Perl supports network programming in a way that is very familiar to those who have written network code in C programs. In fact, most of the Perl functions that provide network access have the same names and similar parameters as their C counterparts. We can’t teach a complete course on network programming in this chapter, but let’s take a look at one of the task fragments to see how it’s done in Perl.
One of the things you need to find out is the network address that
goes with a network name, or vice versa. In C, you use the
gethostbyname
routine to convert a network name to a network address. You then use
this address to create a connection from your program to another
program somewhere else.
The Perl function to translate a host name to an address has the same name and similar parameters as the C routine, and looks like this:
($name, $aliases, $addrtype, $length, @addrs) = gethostbyname($name); # generic form of gethostbyname
The parameter to this function is a hostname—for example, slate.bedrock.com. The return value is a list of four or more parameters, depending on how many addresses are associated with the name. If the hostname is not valid, the function returns an empty list.
If gethostbyname
is called in a scalar context,
only the (first) address is returned.
When gethostbyname()
completes successfully,
$name
is the
canonical
name, which differs from the input name if the input name
is an alias. $aliases
is a list of space-separated
names by which the host is also known. $addrtype
gives a coded value to indicate the form of the addresses. In this
case, for
slate.bedrock.com,
we can presume that the value indicates an IP address, usually
represented as four numbers under 256, separated by dots.
$length
gives the number of addresses, which is
actually redundant information because you can look at the length of
@addrs
anyway.
But the useful part of the return value is @addrs
.
Each element of the list is a separate IP address, stored in an
internal format, handled in Perl as a four-character
string.[92]
While this four-character string is exactly what other Perl
networking functions are looking for, suppose we wanted to print out
the result for the user to see. In this case, we need to convert the
return value into a human-readable format with the assistance of the
unpack
function and a little additional massaging.

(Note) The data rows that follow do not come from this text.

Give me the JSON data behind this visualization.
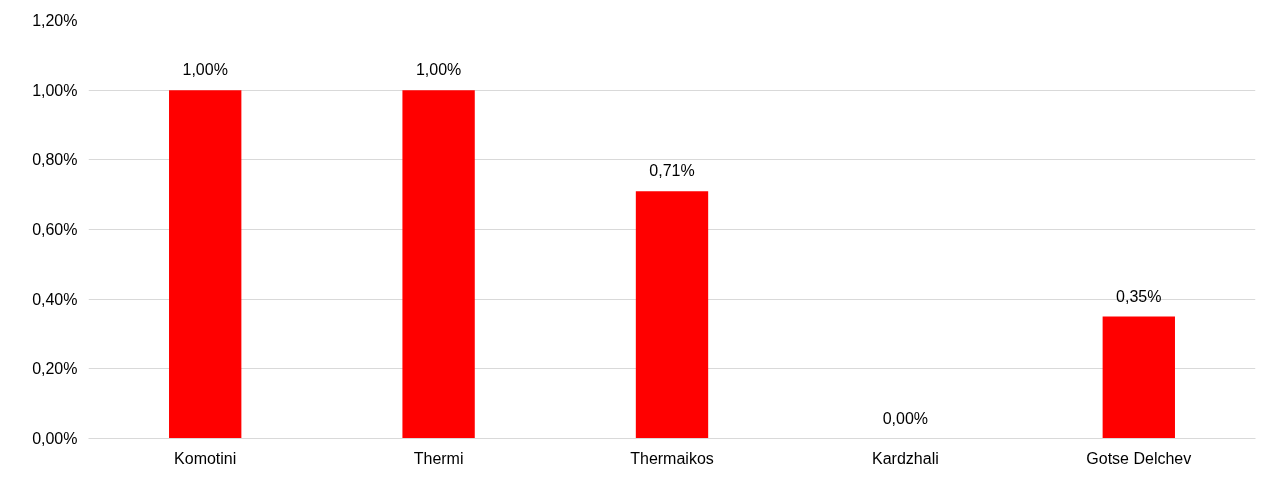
{
  "chart_data": {
    "type": "bar",
    "categories": [
      "Komotini",
      "Thermi",
      "Thermaikos",
      "Kardzhali",
      "Gotse Delchev"
    ],
    "values": [
      1.0,
      1.0,
      0.71,
      0.0,
      0.35
    ],
    "value_labels": [
      "1,00%",
      "1,00%",
      "0,71%",
      "0,00%",
      "0,35%"
    ],
    "color": "#ff0000",
    "ylim": [
      0,
      1.2
    ],
    "yticks": [
      {
        "value": 0,
        "label": "0,00%"
      },
      {
        "value": 0.2,
        "label": "0,20%"
      },
      {
        "value": 0.4,
        "label": "0,40%"
      },
      {
        "value": 0.6,
        "label": "0,60%"
      },
      {
        "value": 0.8,
        "label": "0,80%"
      },
      {
        "value": 1.0,
        "label": "1,00%"
      },
      {
        "value": 1.2,
        "label": "1,20%"
      }
    ],
    "grid": "y"
  }
}
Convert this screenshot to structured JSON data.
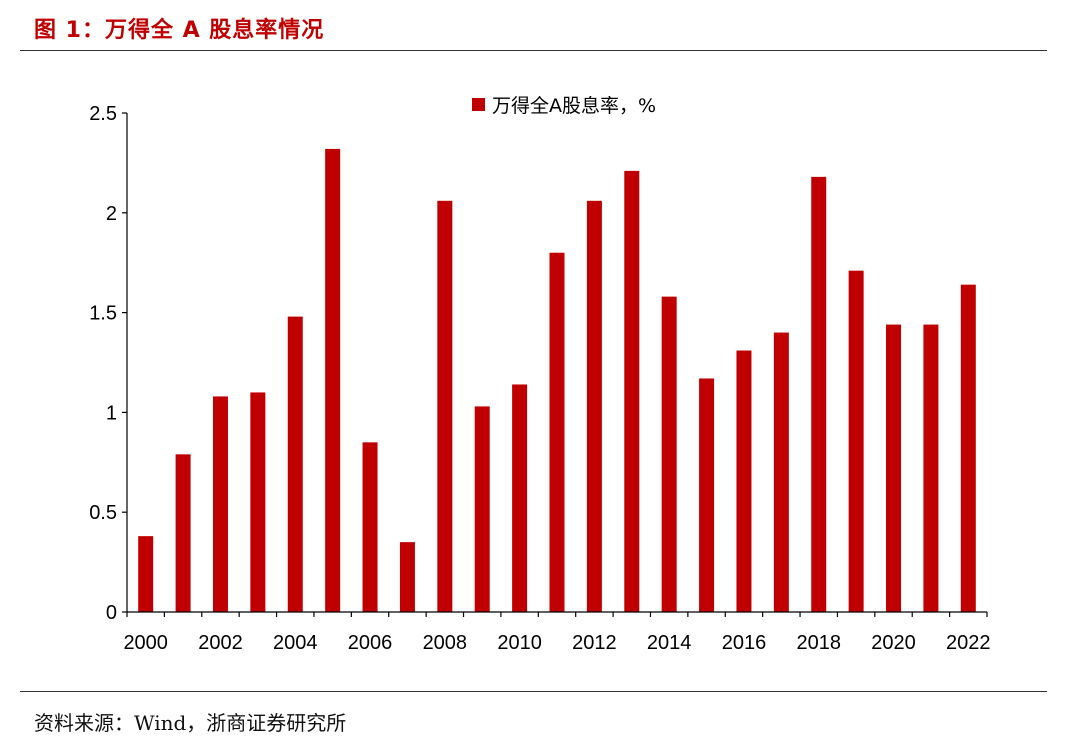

Here’s some code
that prints one of
slate.bedrock.com’ s IP
addresses:
($addr) = (gethostbyname("slate.bedrock.com"))[4]; print "Slate's address is ", join(".",unpack("C4", $addr)), " ";
The unpack
takes the four-byte string and returns
four numbers. This just happens to be in the right order for the
join
to glue in a dot between each pair of numbers
to make the human-readable form. See Appendix C,
for information about building simple networking clients.